While the county has long had a contract with PMC regarding its EMS system, no formal agreement has existed between the county and its volunteer agencies.

Monday’s County Council meeting was the first of three public hearings before a final vote on the proposal.

“We hope to continue working with the county,” said Leo Yakutis, vice president of River Hills EMS. “But at this time, we do not the accept the proposed ordinance.”

Brian Murphy, attorney for the Fort Mill Rescue Squad, summed up his issues with the proposal for the council.

“It’s too cumbersome, it doesn’t work, and it’s not good for the citizens of York County,” he said.

Yakutis and Murphy don’t like the contract’s lack of coordination among EMS agencies when it comes to positioning ambulances countywide. They also took issue with how difficult it can be for rescue squads to get approval to deploy more ambulances.

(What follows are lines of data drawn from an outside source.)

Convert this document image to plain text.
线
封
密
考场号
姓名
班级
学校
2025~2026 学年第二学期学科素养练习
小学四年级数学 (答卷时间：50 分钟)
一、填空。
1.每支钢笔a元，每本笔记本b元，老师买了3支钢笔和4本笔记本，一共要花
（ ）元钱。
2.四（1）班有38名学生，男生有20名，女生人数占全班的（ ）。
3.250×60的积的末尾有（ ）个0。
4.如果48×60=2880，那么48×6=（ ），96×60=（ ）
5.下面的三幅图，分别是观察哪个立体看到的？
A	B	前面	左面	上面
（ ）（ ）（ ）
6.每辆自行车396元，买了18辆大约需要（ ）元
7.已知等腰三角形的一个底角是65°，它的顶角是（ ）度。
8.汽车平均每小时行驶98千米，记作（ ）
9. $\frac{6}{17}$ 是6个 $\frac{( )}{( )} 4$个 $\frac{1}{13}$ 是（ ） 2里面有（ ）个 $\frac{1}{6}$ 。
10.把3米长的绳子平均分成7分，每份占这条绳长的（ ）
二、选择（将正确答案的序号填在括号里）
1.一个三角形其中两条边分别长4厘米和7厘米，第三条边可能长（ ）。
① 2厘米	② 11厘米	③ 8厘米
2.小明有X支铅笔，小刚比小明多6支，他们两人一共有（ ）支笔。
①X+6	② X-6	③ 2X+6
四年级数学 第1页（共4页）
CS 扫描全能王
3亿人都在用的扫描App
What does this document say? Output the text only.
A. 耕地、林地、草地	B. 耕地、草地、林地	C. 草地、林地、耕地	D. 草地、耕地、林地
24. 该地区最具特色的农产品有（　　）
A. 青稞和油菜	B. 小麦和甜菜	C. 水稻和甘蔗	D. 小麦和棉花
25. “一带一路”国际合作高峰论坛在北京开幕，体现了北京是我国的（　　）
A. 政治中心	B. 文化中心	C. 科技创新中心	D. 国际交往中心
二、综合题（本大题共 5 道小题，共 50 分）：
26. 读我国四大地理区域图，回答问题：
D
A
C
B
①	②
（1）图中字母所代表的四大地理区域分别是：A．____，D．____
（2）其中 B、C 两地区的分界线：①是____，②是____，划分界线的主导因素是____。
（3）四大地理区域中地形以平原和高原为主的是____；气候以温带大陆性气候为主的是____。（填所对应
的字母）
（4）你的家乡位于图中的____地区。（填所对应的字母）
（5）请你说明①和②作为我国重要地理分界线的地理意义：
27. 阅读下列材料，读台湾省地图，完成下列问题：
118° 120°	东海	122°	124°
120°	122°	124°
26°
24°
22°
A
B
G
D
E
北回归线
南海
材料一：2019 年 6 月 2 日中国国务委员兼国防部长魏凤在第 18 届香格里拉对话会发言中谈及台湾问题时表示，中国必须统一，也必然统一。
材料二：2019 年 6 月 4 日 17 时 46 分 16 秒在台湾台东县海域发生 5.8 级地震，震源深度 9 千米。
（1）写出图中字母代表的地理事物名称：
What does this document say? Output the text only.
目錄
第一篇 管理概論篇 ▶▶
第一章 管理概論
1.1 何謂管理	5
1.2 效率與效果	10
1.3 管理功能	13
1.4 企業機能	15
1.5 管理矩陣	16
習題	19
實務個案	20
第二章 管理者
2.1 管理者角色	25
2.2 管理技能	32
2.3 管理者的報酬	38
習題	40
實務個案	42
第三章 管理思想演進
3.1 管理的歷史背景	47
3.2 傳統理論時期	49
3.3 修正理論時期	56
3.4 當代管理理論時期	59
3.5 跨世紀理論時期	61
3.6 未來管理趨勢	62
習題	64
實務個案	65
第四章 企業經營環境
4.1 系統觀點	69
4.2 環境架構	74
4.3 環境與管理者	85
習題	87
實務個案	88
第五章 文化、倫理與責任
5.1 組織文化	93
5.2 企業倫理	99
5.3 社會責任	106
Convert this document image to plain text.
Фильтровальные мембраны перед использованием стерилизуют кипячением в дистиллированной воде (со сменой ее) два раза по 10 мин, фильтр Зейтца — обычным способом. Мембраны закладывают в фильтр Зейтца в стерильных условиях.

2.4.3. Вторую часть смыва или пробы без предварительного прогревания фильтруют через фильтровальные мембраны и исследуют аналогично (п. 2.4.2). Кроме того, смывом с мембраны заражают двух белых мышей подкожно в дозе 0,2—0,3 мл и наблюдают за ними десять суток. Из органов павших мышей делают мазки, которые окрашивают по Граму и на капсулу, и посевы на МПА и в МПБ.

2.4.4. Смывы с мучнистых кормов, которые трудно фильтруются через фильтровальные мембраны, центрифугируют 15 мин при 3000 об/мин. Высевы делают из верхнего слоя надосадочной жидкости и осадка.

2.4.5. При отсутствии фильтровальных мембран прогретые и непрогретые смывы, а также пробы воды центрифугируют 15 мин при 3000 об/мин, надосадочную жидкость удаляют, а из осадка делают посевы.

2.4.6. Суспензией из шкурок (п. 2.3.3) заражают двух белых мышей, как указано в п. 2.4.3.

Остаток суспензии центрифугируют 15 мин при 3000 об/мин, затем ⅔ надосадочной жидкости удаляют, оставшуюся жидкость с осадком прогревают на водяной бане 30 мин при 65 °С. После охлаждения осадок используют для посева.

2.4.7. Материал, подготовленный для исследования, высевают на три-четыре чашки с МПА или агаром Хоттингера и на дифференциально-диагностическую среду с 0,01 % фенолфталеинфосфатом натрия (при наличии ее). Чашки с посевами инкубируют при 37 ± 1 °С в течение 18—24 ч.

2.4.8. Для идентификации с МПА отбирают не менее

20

Under the proposed contract, rescue squads would have to fail standards for response times before they’re allowed to add ambulances to their fleets. PMC, by contrast, is allowed to add or subtract ambulances at will.

In addition to quelling competition between the ambulance services, the proposed contract also would introduce a tiered response system that would give greater priority to life-threatening medical emergencies.

Councilman Joe Cox said that change could shorten response times in the western, largely rural end of the county, where medical response times have exceeded 16 or 17 minutes.

That was a critical issue for Jessica Elliott and her sister, Whitney Truesdale, who spoke at Monday’s meeting to urge the council to take the situation seriously.

On Aug. 19, Elliott, who was seven months pregnant, waited 23 minutes for a PMC ambulance to arrive at her McConnells home as she hemorrhaged on her bathroom floor.

“It takes me about 18, 20 minutes to get to Piedmont from McConnells,” Elliott said.

After the first ambulance got stuck in mud at Elliott’s home, it took another 46 minutes for another ambulance to arrive and finally get her to the hospital.

“Would you feel safe living in or even traveling in areas that have EMS response times of 17 minutes or more?” she said. “My daughter Tinsley is not here. She’s in heaven, and I believe I was saved to tell her story.”

Elliott, a teacher in York, lost her baby shortly after arriving at Carolinas Medical Center in Pineville.

Councilman Bruce Henderson said PMC has “what seemed to be a monopoly” and that he was weary of what appeared to be “so much control by one entity alone.”

The proposed contract calls for EMS agencies to meet new response times of 10, 15, or 20-minute windows based on the seriousness of the call and regardless of location.

Currently, response times are differentiated by whether the patient is located in an urban or rural area. Henderson expressed concern that the current contract gives too much leeway for continued slow response in rural areas.

CVB gets all of its money

The County Council also voted 4-3 to fully fund the county’s tourism bureau, amid questions about the future of the organization.

In a meeting last week, Cox proposed cutting the Rock Hill/York County Convention and Visitors Bureau’s budget by 25 percent, or about $97,000. He also said he wants to see the bureau restructured and its staff reduced.

Councilmen Britt Blackwell, Bump Roddey, Chad Williams and Michael Johnson voted to fully fund the bureau through June.